The set cover algorithms for motif selection

Motivation

De novo motif discovery algorithms find statistically over-represented sequence motifs that may function as transcription factor binding sites. Current methods often report large numbers of motifs, making it difficult to perform further analyses and validation. The motif selection problem seeks to identify a minimal set of regulatory motifs that characterize sequences of interest (e.g. ChIP-Seq binding regions).

What is motif selection?

The motif selection problem seeks to identify a minimal set of regulatory motifs that characterize sequences of interest (e.g. ChIP-seq binding regions). The output motifs represent putative binding sites for primary transcription factors (ChIP-ed factors) and co-factors.

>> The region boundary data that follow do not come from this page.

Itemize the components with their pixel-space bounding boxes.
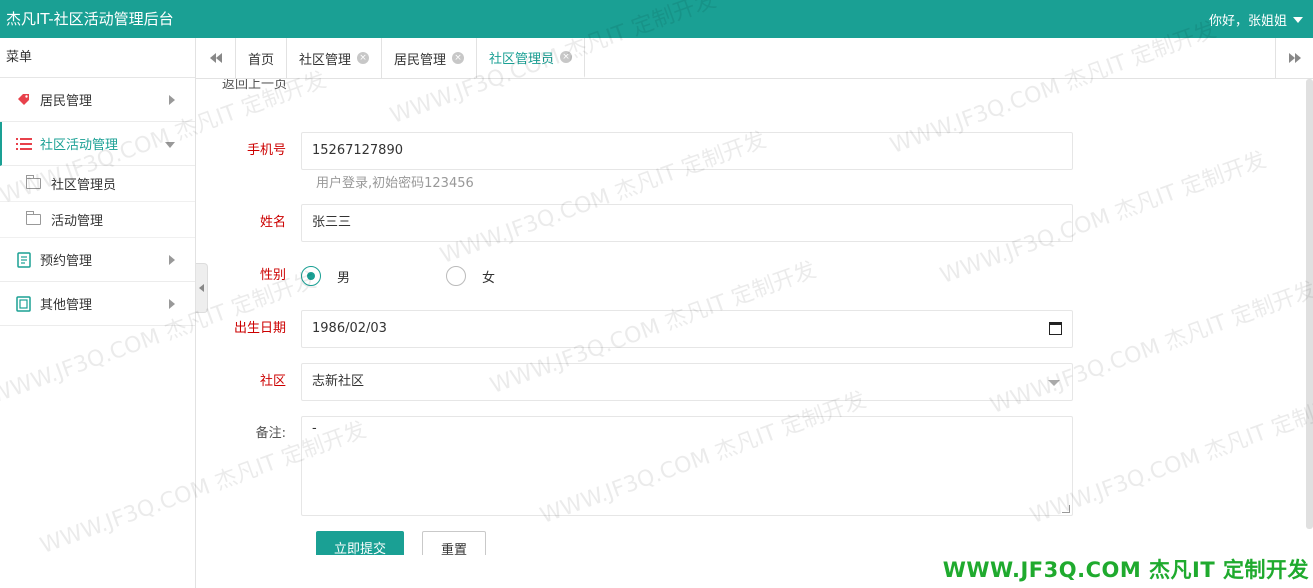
- community-select[interactable]: 志新社区: [301, 363, 1073, 401]
- name-row: 姓名 张三三: [208, 204, 1073, 242]
- top-header: 杰凡IT-社区活动管理后台 你好，张姐姐: [0, 0, 1313, 38]
- chevron-down-icon: [1048, 380, 1060, 386]
- gender-label: 性别: [259, 268, 286, 283]
- sidebar-collapse-handle[interactable]: [196, 263, 208, 313]
- back-link[interactable]: 返回上一页: [222, 79, 287, 92]
- name-label: 姓名: [259, 215, 286, 230]
- tab-label: 社区管理员: [489, 51, 555, 67]
- birthday-value: 1986/02/03: [312, 321, 387, 336]
- phone-hint: 用户登录,初始密码123456: [316, 176, 474, 191]
- sidebar-item-label: 其他管理: [40, 298, 93, 313]
- notes-icon: [16, 295, 32, 312]
- sidebar-item-community-activity[interactable]: 社区活动管理: [0, 122, 195, 166]
- radio-unchecked-icon: [446, 266, 466, 286]
- tabs-scroll-right-button[interactable]: [1275, 38, 1313, 78]
- folder-icon: [26, 211, 41, 225]
- tab-label: 居民管理: [394, 52, 447, 68]
- remark-label: 备注:: [255, 426, 286, 441]
- remark-row: 备注: -: [208, 416, 1073, 516]
- gender-radio-female[interactable]: 女: [446, 266, 495, 286]
- chevron-right-icon: [169, 299, 175, 309]
- sidebar-subitem-label: 社区管理员: [51, 178, 117, 193]
- chevron-right-icon: [169, 95, 175, 105]
- birthday-label: 出生日期: [233, 321, 286, 336]
- phone-label: 手机号: [246, 143, 286, 158]
- tab-bar: 首页 社区管理 × 居民管理 × 社区管理员 ×: [196, 38, 1313, 79]
- phone-row: 手机号 15267127890: [208, 132, 1073, 170]
- sidebar-item-reservations[interactable]: 预约管理: [0, 238, 195, 282]
- document-icon: [16, 251, 32, 268]
- tab-resident-management[interactable]: 居民管理 ×: [382, 38, 478, 78]
- double-chevron-left-icon: [209, 53, 222, 63]
- sidebar-item-label: 预约管理: [40, 254, 93, 269]
- chevron-left-icon: [199, 284, 204, 292]
- birthday-input[interactable]: 1986/02/03: [301, 310, 1073, 348]
- birthday-row: 出生日期 1986/02/03: [208, 310, 1073, 348]
- remark-textarea[interactable]: -: [301, 416, 1073, 516]
- close-icon[interactable]: ×: [560, 51, 573, 63]
- sidebar-heading: 菜单: [0, 38, 195, 78]
- resize-handle-icon[interactable]: [1062, 505, 1070, 513]
- chevron-down-icon: [165, 142, 175, 148]
- user-menu[interactable]: 你好，张姐姐: [1209, 10, 1303, 29]
- form-panel: 返回上一页 手机号 15267127890 用户登录,初始密码123456 姓名…: [208, 79, 1306, 555]
- radio-label: 男: [337, 270, 351, 286]
- tab-label: 社区管理: [299, 52, 352, 68]
- remark-value: -: [312, 421, 317, 436]
- reset-button[interactable]: 重置: [422, 531, 487, 555]
- watermark-brand: WWW.JF3Q.COM 杰凡IT 定制开发: [942, 558, 1309, 582]
- community-selected-value: 志新社区: [312, 374, 365, 389]
- tab-home[interactable]: 首页: [236, 38, 288, 78]
- app-title: 杰凡IT-社区活动管理后台: [6, 10, 174, 28]
- gender-row: 性别 男 女: [208, 257, 495, 295]
- sidebar-item-other[interactable]: 其他管理: [0, 282, 195, 326]
- sidebar-item-label: 社区活动管理: [40, 138, 119, 153]
- community-label: 社区: [259, 374, 286, 389]
- community-row: 社区 志新社区: [208, 363, 1073, 401]
- tabs-scroll-left-button[interactable]: [196, 38, 236, 78]
- sidebar-subitem-label: 活动管理: [51, 214, 104, 229]
- sidebar-item-label: 居民管理: [40, 94, 93, 109]
- folder-icon: [26, 175, 41, 189]
- chevron-right-icon: [169, 255, 175, 265]
- tab-label: 首页: [248, 52, 275, 68]
- sidebar-item-residents[interactable]: 居民管理: [0, 78, 195, 122]
- tab-list: 首页 社区管理 × 居民管理 × 社区管理员 ×: [236, 38, 586, 78]
- close-icon[interactable]: ×: [452, 52, 465, 64]
- close-icon[interactable]: ×: [357, 52, 370, 64]
- gender-radio-group: 男 女: [301, 257, 495, 295]
- tab-community-management[interactable]: 社区管理 ×: [287, 38, 383, 78]
- calendar-icon[interactable]: [1049, 322, 1062, 335]
- list-icon: [16, 136, 32, 152]
- name-input[interactable]: 张三三: [301, 204, 1073, 242]
- content-scrollbar[interactable]: [1306, 79, 1313, 529]
- phone-input[interactable]: 15267127890: [301, 132, 1073, 170]
- submit-button[interactable]: 立即提交: [316, 531, 405, 555]
- tab-community-admin[interactable]: 社区管理员 ×: [477, 38, 586, 78]
- sidebar-subitem-community-admin[interactable]: 社区管理员: [0, 166, 195, 202]
- user-greeting: 你好，张姐姐: [1208, 14, 1287, 29]
- radio-label: 女: [482, 270, 496, 286]
- caret-down-icon: [1293, 16, 1303, 23]
- double-chevron-right-icon: [1288, 53, 1301, 63]
- radio-checked-icon: [301, 266, 321, 286]
- gender-radio-male[interactable]: 男: [301, 266, 446, 286]
- sidebar-subitem-activity-management[interactable]: 活动管理: [0, 202, 195, 238]
- tag-icon: [16, 92, 32, 108]
- sidebar: 菜单 居民管理 社区活动管理 社区管理员 活动管理 预约管理 其他管理: [0, 38, 196, 588]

Our solution to motif selection

The greedy set cover solution

This is our first generation solution. For more details, see: https://github.com/RamiOran/SeqCov

Contrast to the first generation solution, our current methods introduce a background set, which ideally, we wish to (1) cover as much of the foreground as possible, (2) cover as little of the background as possible, and (3) select the smallest set of motifs. See below:

The tabu search method

Tabu search is a metaheuristic local search method. It starts with a randomly generated initial solution then searches its neighborhood. Traditional local search methods, such as hill climbing, update current solution if they find a better solution in the neighborhood and thus result in local optima. In contrast, tabu search alleviates this issue by employing two strategies: (1) tabu search accepts non-improving moves when better moves are unavailable in the neighborhood of current solution and (2) tabu search uses a short-term memory structure, called tabu list, to store recently visited solutions and prevent selecting solutions that are visited previously.

The relaxed integer linear programming method

This algorithm contains two steps. The first step is to model the motif selection problem as a linear programming problem and obtain an optimal solution via GLPK. The second step is to solve the integer-version problem through a randomized algorithm.